Council told to pay £3,500 to special needs child’s mother over series of education failings

Ombudsman criticises council for failing to secure a range of provision the child needed for several months, reports Simon Allin, Local Democracy Reporter

A child with special needs missed out on months of education because of failings by Enfield Council, a watchdog has found.

The Local Government and Social Care Ombudsman has ordered the council to pay £3,500 in compensation to the child’s mother after she said the failings caused her “significant distress” and harmed her son’s development.

A report by the ombudsman states that the council issued an amended education, health and care plan (EHCP) for the child – referred to as ‘W’ to protect his identity – in March 2020. EHCPs set out the needs of children with special educational needs and disabilities (Send) and how they should be met.

W’s plan noted that he has severe dyslexia as well as challenges with language, literacy and working memory. It said he needed speech and language strategies, sessions with an occupational therapist three times a term, weekly one-to-one literacy sessions and weekly one-to-one sessions with a social and emotional development specialist.

After missing the start of post-16 education in 2020/21 because of the Covid-19 pandemic, the youngster started a college course in September 2021, but the college had told the council it was unable to meet some of the provision set out in the EHCP.

At a meeting about the suitability of the plan in late January 2022, it was noted the council had taken no substantive action to arrange the SEN provision the college could not offer.

EHCPs are supposed to be reviewed every year to ensure the child’s needs continue to be met, but the ombudsman found that the council did not carry out an annual review in 2021.

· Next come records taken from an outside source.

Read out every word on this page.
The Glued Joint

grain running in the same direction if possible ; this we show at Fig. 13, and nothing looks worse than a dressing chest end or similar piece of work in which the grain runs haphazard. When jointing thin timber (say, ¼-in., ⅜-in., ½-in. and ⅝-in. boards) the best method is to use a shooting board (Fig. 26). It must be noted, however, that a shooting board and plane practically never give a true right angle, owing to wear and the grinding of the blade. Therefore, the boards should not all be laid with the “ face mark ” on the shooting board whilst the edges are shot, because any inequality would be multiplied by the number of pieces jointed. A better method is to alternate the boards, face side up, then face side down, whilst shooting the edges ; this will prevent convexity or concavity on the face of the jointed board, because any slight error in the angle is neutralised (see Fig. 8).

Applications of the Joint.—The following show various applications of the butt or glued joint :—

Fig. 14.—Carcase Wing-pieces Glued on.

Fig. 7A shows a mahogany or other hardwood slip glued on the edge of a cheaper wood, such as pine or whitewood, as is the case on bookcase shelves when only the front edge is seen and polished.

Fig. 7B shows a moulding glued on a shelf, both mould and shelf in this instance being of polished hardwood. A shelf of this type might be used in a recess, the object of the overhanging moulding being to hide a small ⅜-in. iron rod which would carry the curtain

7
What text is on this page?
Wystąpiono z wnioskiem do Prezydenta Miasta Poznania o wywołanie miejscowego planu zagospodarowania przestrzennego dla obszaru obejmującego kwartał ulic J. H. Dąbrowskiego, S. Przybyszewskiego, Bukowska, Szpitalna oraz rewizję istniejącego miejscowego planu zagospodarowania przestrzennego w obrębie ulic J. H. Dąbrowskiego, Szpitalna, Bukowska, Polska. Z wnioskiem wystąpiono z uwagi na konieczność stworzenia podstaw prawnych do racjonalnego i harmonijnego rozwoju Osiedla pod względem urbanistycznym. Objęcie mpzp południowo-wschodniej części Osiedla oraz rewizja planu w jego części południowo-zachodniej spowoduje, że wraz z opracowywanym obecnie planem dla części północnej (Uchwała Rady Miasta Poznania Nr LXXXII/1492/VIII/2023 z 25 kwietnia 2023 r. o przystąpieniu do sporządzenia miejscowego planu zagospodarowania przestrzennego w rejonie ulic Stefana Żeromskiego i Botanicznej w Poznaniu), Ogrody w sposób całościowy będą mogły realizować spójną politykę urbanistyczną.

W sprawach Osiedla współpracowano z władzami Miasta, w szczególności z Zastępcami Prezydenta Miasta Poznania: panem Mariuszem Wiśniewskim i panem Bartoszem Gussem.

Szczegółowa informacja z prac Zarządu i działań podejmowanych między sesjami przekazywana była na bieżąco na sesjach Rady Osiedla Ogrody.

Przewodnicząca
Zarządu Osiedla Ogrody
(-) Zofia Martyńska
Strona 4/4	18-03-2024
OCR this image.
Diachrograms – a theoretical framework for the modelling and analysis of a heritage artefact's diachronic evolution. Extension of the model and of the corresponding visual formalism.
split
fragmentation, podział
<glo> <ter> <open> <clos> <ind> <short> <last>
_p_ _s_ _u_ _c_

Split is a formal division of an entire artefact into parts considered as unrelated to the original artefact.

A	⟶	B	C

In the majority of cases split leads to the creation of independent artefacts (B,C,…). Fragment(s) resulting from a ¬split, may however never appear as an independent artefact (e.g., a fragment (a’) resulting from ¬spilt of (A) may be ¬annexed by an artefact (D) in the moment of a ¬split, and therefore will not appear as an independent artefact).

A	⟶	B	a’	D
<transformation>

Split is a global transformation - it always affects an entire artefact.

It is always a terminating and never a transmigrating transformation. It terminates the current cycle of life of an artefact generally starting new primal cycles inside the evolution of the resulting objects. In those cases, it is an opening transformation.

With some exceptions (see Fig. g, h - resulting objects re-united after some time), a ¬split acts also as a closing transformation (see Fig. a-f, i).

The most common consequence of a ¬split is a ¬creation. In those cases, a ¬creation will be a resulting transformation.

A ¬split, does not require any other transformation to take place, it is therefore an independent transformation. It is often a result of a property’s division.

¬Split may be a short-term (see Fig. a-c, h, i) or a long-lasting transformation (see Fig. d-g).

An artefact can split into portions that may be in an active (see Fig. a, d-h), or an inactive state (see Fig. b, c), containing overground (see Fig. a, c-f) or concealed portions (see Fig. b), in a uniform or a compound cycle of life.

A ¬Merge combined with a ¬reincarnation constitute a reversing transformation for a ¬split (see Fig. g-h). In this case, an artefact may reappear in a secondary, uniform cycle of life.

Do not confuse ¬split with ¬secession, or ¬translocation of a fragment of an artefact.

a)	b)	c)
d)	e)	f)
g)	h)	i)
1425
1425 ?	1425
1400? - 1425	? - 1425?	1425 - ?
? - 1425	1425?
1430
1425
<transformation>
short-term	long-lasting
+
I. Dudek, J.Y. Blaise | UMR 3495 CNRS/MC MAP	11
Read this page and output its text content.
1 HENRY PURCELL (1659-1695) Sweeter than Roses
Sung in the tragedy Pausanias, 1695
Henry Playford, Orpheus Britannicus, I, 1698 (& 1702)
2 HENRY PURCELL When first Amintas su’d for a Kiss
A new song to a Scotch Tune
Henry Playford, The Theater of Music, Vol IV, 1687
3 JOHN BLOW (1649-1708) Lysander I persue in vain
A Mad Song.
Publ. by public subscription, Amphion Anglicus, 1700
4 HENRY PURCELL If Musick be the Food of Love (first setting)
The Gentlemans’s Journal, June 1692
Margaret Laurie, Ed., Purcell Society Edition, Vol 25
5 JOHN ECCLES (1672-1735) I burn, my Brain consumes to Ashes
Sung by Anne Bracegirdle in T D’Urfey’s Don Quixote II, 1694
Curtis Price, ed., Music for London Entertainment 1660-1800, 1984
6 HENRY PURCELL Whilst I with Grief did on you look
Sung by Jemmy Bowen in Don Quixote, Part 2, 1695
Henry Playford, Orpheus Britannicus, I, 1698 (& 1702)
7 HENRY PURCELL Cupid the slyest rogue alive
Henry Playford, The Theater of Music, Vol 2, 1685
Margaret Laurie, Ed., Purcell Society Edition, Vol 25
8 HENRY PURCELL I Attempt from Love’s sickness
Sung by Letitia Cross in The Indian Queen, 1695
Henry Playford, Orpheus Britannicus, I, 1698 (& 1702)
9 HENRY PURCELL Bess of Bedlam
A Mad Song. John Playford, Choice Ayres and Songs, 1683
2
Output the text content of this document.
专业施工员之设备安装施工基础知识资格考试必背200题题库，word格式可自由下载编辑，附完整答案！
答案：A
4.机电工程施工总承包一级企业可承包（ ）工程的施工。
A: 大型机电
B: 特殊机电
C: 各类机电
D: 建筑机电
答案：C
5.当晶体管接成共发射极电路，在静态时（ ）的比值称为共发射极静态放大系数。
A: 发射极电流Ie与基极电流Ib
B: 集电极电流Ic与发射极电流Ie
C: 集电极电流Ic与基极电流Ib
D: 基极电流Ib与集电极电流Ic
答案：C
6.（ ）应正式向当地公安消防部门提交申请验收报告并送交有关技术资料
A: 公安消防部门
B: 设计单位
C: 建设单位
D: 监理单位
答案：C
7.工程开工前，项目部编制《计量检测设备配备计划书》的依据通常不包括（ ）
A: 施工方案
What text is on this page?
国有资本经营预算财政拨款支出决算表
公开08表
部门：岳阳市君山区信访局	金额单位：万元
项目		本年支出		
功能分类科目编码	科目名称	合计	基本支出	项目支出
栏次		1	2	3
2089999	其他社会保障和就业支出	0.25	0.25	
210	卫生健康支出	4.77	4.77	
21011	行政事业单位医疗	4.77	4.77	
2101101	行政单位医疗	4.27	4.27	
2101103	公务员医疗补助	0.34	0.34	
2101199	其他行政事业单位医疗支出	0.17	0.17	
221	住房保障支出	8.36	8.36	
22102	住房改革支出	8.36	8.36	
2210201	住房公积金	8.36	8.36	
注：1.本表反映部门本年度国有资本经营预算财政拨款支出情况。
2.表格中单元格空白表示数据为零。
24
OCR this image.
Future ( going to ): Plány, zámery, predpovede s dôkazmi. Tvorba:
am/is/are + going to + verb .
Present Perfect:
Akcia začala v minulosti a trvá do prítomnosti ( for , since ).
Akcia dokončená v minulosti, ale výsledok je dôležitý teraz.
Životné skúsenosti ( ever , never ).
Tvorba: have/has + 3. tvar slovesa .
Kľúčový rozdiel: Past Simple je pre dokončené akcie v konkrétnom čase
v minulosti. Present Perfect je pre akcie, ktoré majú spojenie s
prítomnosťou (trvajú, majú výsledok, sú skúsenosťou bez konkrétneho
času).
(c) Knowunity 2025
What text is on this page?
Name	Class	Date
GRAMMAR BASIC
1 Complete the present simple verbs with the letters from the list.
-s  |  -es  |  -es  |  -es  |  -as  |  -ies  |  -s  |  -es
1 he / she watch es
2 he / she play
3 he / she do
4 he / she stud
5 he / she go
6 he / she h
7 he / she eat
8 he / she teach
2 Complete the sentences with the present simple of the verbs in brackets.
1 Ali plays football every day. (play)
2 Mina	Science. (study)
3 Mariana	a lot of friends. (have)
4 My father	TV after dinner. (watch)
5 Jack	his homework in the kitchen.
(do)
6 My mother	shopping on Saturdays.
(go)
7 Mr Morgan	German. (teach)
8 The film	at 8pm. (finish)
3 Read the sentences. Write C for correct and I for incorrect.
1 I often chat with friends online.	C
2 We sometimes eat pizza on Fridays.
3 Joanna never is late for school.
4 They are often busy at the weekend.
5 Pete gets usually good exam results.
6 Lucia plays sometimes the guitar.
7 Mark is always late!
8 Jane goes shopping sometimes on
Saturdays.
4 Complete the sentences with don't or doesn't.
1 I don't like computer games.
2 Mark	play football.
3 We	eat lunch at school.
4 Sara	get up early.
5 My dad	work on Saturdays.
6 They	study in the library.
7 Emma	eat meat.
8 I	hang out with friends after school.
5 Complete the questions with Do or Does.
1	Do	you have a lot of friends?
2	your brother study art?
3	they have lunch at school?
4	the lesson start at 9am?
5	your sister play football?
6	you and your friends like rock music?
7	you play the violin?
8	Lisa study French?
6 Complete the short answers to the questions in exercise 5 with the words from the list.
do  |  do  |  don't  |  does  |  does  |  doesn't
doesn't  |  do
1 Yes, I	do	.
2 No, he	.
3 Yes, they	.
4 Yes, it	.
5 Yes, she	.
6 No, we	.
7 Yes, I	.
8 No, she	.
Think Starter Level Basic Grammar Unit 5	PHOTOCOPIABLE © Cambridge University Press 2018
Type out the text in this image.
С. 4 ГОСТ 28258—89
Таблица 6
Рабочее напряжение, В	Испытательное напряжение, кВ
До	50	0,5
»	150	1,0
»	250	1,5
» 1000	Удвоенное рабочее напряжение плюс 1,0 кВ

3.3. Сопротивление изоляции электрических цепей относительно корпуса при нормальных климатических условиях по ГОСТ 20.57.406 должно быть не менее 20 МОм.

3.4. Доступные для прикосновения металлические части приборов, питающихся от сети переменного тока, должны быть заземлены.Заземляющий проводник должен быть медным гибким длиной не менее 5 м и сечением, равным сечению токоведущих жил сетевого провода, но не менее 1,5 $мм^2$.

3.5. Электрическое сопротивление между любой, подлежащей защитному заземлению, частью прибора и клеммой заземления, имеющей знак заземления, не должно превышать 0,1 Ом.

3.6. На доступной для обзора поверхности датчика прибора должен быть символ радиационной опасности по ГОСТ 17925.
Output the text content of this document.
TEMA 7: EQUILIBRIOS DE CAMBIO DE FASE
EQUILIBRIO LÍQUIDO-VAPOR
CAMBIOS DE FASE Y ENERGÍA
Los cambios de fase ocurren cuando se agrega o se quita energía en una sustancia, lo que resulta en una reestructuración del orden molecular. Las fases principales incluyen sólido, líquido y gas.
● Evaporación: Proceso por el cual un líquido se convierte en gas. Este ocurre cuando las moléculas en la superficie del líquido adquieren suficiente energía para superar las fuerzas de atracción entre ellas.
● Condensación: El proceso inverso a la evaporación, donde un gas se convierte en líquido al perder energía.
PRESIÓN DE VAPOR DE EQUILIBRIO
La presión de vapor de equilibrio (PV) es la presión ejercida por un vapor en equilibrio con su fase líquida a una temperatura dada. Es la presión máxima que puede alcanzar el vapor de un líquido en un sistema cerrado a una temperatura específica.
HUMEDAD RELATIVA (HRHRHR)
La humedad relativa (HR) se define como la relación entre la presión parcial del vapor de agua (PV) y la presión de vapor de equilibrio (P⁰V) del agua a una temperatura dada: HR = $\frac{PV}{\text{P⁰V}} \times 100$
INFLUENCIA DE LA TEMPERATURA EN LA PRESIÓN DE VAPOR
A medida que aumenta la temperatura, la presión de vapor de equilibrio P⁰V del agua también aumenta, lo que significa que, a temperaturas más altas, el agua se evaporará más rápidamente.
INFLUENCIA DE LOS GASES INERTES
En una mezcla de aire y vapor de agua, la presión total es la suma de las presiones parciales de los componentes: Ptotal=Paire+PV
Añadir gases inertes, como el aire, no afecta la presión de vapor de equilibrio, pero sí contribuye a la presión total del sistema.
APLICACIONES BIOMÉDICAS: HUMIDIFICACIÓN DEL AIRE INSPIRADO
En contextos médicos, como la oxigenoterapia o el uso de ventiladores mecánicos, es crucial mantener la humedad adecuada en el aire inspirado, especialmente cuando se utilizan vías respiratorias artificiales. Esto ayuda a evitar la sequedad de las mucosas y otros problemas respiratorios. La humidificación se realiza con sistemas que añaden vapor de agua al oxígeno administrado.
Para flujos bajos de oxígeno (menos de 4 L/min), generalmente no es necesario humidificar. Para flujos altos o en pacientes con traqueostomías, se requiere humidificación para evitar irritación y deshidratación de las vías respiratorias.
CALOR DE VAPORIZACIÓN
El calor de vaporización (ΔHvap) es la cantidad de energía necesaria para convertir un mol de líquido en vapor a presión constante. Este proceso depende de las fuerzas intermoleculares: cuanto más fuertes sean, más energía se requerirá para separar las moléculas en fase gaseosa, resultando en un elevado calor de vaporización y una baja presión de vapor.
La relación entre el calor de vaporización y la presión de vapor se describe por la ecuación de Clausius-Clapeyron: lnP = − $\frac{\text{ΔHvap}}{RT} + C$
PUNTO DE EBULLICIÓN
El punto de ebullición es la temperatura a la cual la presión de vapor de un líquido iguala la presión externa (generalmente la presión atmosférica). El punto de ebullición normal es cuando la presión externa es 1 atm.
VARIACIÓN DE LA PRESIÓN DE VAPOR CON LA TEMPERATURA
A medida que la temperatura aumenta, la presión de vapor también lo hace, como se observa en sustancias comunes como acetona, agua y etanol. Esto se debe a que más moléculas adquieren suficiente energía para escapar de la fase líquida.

It finally held an annual review in May 2022 and issued an amended plan in August, which named a new college where W wanted to attend a different course. The council dropped the weekly literacy support and sessions with the social and emotional development specialist.

The plan now included more substantial occupational therapy input and speech and language therapy support, but the council admitted to the ombudsman it had not secured this provision.

A further review in February this year led to weekly literacy sessions being included in the plan again, but the council told the ombudsman it “cannot find any evidence to support that weekly literacy sessions were, or still are, required for [W]”.

In late April 2023, the council told the ombudsman that it had arranged speech and language therapy and occupational therapy provision, which were due to begin imminently.

But W’s mother told the watchdog that as of early July 2023, her son had not had any of the literacy sessions set out in the February plan, and a visit from the speech and language therapist was cancelled. She added that the occupational therapist had visited W at college once several months earlier, but nothing had happened since then and other provision in the plan remained outstanding.

The watchdog criticised the council for failing to carry out a review of W’s EHCP for two-and-a-half years and for failing to secure a range of Send provision – literacy sessions, occupational therapy, speech and language therapy and social and emotional development sessions – for months at a time.

It said it was likely that this had an impact on W’s skills and development and meant his time at college was less beneficial than it could have been, as well as causing his mother “significant avoidable frustration”.

The ombudsman told the council to apologise and pay £900 for each term of missed Send provision, totalling £3,100, in addition to £400 in recognition of the injustice caused by its failings.

Enfield Council has been approached for comment.